Deux personnages – l’un, narrateur omniprésent ; l’autre, muet, une ombre, un fantôme, un double – se partagent le centre de gravité de ce texte qui oscille entre roman de genre et écrit expérimental, un texte fascinant et dérangeant, qui semble narrer une aventure intérieure psychotique engluée dans un mécanisme répétitif de peur et de fuite, compulsivement, obsessivement.

« Je l’ai abandonnée sur le bas-côté de la route, de toute façon je ne pouvais plus rester avec elle, ça devenait trop dangereux. »
Si le récit commence par un abandon, il se clôture par l’acceptation de cet acte comme mécanisme de survie : « Faute de pouvoir répondre à son appel, ce sera ma manière de laisser d’elle une trace, une petite trace personnelle, le seul, intime, tardif et dérisoire moyen que j’ai trouvé de ne pas l’abandonner. »
Quant à ces « mécanismes de survie » qui s’amusent à cligner de l’œil au lecteur, nous en indiquerons encore quelques-uns, juste pour le plaisir : « On entre dans le jeu par contrainte. Par conformisme.
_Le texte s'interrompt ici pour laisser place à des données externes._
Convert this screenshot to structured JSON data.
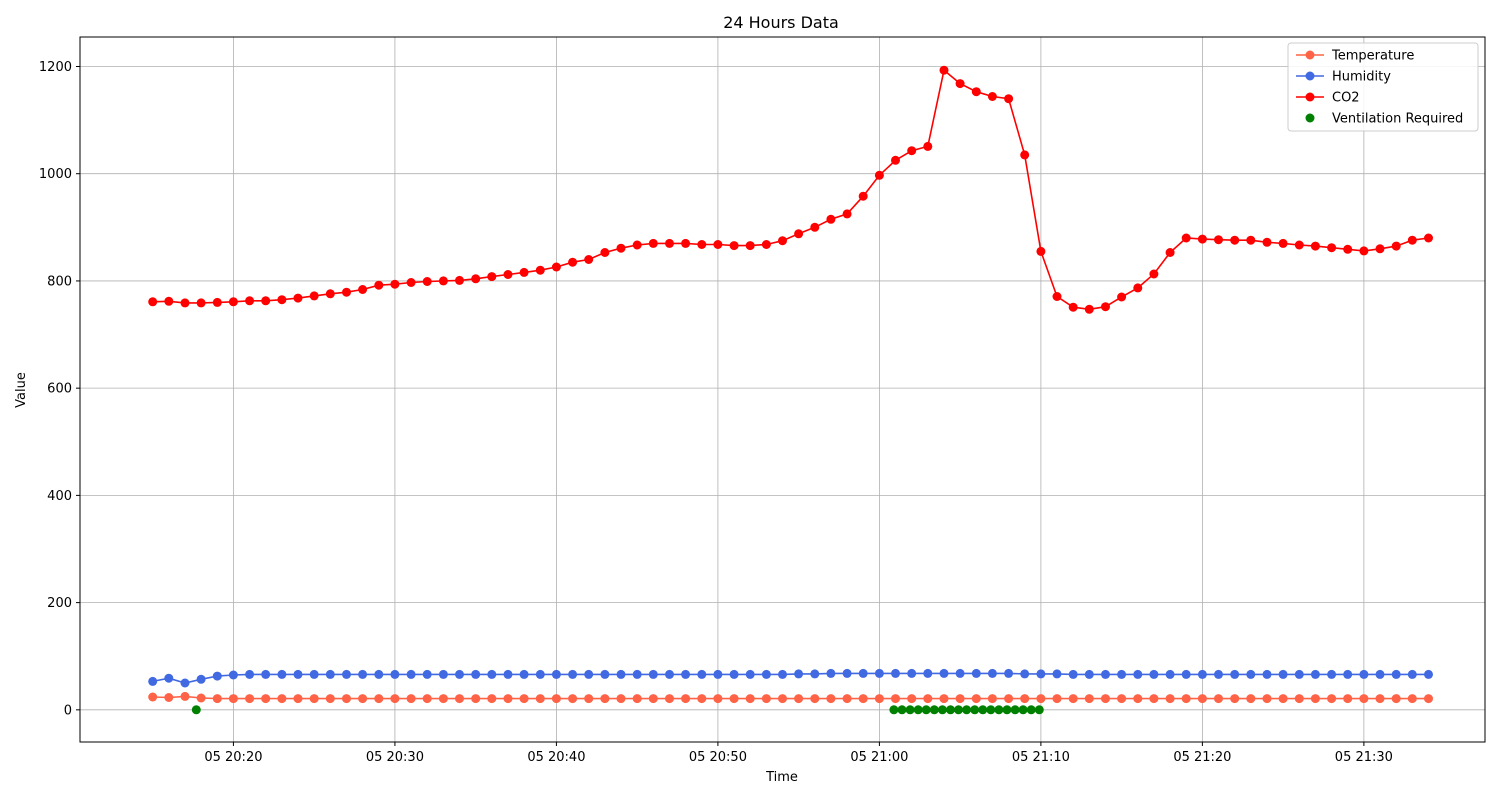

Être comme les autres est la nécessité absolue, la plus forte des obligations », « Pour me protéger du déferlement de sensations qui alors me submergeait, j’ai fermé les yeux », « Ne pas céder au désir de l’autre, c’est déjà quelque chose, le début de la résistance », « J’ai appris à devenir une passante », « Mieux vaut, dans la vie éveillée, rester discrète et adopter la stratégie du camouflage »…
Le lecteur, lui, comprendra que l’écriture est le mécanisme de survie par excellence.
© Johnny Karlitch, 52 romans par an, semaine 6 : lundi 10 novembre au dimanche 16 novembre 2014.